As we know, within the same team working on the same product, a 1000 LoC diff could take less time than a 1 line bug fix that took days to debug. Hence we really cannot compare PRs or product features or story points across contexts. If the industry could come up with a standard measure of developer productivity, you'd bet everyone would use it, but it's unfeasible basically for this very reason.
So, when such comparisons are made (and in this case it was clearly a colloquial usage), it helps to assume the context remains the same. Like, a team A working on product P at company C using tech stack T with specific software quality processes Q produced N1 lines of code yesterday, but today with AI they're producing N2 lines of code. Over time the delta between N1 and N2 approximates the actual impact.
(As an aside, this is also what most of the rigorous studies in AI-assisted developer productivity have done: measure PRs across the same cohorts over time with and without AI, like an A/B test.)
I rewrote the same program using my own brain and just using ChatGPT as google and autocomplete (my normal workflow), I produced the same thing in 1500 LOC.
The effort difference was not that significant either tbh although my hand coded approach probably benefited from designing the vibe coded one so I had already though of what I wanted to build.
My experience was the same as you when I started using agents for development about a year ago. Every time I noticed it did something less-than-optimal or just "not up to my standards", I'd hash out exactly what those things meant for me, added it to my reusable AGENTS.md and the code the agent outputs today is fairly close to what I "naturally" write.
> It is so embarrassing that LOC is being used as a metric for engineering output.
In one of my previous org, LOC added in the previous year was a metric used to find out a good engineer v/s a PIP (bad) engineer.
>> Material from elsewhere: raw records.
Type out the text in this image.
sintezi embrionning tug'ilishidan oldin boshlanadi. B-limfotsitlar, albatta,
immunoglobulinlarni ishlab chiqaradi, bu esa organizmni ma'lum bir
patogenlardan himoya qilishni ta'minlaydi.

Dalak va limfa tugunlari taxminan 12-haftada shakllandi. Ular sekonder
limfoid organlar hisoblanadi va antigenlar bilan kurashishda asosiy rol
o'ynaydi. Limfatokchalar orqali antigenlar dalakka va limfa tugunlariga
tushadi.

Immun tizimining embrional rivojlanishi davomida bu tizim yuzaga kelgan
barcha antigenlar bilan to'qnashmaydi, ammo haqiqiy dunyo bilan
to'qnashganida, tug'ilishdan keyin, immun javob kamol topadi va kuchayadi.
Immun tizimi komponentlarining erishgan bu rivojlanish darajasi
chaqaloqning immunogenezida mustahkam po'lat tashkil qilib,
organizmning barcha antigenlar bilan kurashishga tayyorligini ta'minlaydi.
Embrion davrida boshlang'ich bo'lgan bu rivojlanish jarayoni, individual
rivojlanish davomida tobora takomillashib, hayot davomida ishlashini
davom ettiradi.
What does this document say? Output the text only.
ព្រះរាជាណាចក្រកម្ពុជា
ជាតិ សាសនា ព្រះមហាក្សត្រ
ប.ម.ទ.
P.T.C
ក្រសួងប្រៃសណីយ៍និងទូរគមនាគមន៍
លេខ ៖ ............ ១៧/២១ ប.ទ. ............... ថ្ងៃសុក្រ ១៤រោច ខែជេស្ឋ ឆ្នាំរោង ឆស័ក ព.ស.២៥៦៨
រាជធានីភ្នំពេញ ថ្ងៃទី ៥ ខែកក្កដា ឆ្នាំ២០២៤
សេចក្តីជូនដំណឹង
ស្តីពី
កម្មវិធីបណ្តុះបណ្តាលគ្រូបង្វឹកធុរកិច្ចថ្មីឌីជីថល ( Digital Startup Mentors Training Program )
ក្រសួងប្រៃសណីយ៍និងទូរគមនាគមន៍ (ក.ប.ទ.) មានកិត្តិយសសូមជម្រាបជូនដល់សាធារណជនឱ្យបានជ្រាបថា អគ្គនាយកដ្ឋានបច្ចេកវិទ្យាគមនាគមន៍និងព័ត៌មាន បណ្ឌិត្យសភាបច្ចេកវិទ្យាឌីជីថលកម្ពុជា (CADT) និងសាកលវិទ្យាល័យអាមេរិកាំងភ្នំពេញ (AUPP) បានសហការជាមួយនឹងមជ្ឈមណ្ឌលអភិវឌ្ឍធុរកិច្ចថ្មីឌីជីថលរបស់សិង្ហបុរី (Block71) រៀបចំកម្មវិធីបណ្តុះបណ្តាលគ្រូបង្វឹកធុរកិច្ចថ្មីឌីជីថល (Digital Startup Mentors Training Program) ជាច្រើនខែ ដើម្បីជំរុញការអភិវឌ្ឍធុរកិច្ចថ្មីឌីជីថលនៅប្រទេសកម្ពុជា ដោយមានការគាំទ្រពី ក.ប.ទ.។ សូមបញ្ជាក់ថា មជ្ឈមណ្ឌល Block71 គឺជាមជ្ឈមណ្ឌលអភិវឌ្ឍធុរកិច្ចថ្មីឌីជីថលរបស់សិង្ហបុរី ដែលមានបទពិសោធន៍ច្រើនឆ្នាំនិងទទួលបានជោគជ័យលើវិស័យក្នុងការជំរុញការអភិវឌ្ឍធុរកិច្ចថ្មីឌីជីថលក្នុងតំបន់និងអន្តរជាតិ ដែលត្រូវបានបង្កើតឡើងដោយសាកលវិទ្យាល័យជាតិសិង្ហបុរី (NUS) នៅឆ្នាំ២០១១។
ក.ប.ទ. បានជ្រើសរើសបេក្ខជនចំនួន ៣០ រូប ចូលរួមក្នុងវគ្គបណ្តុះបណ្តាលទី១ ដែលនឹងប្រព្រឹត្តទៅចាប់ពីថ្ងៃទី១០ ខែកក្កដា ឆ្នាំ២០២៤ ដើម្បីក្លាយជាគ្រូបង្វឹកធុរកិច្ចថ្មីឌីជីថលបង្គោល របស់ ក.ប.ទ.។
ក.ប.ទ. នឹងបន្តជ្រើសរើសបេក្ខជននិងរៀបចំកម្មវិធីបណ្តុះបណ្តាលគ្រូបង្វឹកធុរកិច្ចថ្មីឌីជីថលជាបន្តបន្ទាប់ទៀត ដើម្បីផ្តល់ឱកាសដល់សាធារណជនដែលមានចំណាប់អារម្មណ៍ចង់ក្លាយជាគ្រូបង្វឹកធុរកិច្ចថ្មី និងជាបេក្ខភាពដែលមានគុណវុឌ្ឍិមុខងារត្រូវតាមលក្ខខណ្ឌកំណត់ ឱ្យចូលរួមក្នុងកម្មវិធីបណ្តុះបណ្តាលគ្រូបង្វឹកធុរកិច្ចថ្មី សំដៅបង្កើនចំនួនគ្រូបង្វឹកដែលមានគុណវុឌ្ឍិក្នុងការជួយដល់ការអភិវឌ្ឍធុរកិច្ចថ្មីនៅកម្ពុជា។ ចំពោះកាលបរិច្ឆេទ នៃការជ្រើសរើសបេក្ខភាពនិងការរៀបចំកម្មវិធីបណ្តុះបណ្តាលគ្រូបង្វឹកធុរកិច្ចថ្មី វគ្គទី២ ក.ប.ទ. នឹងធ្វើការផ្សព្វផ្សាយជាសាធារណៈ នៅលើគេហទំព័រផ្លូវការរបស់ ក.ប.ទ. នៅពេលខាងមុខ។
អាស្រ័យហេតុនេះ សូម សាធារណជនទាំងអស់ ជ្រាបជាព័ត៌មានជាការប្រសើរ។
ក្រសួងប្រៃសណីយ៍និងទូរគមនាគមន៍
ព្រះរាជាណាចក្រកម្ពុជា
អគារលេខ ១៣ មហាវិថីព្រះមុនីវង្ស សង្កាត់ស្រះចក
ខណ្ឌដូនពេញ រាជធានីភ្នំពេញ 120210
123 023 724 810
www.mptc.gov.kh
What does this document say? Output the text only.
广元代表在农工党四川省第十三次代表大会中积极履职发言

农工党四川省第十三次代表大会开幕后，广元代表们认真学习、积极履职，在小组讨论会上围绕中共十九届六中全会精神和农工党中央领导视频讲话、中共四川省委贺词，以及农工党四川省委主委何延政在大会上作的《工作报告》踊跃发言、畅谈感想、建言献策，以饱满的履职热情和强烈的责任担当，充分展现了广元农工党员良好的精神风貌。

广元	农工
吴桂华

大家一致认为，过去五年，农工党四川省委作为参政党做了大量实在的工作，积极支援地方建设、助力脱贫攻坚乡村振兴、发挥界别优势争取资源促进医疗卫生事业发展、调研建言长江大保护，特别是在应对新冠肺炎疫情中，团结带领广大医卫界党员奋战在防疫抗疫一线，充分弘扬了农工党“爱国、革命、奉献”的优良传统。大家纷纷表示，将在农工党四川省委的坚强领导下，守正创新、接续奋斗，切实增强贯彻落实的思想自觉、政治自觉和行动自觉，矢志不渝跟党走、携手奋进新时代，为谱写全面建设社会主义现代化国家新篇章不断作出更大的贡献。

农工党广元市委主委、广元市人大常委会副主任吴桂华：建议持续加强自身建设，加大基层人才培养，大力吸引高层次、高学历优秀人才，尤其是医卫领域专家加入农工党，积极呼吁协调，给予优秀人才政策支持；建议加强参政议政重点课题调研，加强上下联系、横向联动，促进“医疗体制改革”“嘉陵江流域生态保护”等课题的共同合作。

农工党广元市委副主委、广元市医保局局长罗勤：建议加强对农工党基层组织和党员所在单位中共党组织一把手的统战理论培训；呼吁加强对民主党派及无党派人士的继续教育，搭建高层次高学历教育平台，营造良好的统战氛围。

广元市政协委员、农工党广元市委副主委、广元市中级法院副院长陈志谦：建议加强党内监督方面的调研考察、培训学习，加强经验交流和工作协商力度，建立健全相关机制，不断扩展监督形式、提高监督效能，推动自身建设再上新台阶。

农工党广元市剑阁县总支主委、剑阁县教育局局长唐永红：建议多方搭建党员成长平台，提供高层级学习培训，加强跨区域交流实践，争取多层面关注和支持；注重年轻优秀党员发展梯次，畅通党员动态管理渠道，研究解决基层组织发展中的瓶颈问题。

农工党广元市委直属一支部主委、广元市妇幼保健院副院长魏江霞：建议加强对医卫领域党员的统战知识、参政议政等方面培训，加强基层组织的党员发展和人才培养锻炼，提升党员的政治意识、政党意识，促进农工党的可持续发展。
Also, LOC removed was treated as a negative metric for the same. I hope they've changed this methodology for LLM code-spitting era...
We should have gone the other way; generated a lot of code and demanded pay raises; look at the LOC I cranked out! Company is now in my debt!
If they weren't going to care enough as managers to learn and line go up is all that matters to them, make all lines go up = winning
You all think there's more to this than performative barter for coin to spend on food/shelter.
Although this requires you to take pride in your profession and what you do.
Got it.
...ok fine; lack of political action to put us all on the hook for your healthcare is your choice to take a gamble on a paycheck. It's a choice to say your own existence is not owed the assurance of healthcare.
So I will honor your choice and not care you exist.
Good way of putting it.
Do you reject all stats that treat the number of people involved (eg. 2 million pepole protested X) as "embarrassing" ... because they lump incredibly varied people together and pretend they're equal?
AI helps eng ship more and faster, I think that’s the takeaway.
We're also assuming LOC vibe coded by competent engineers who should be able to tell when something is overengineered.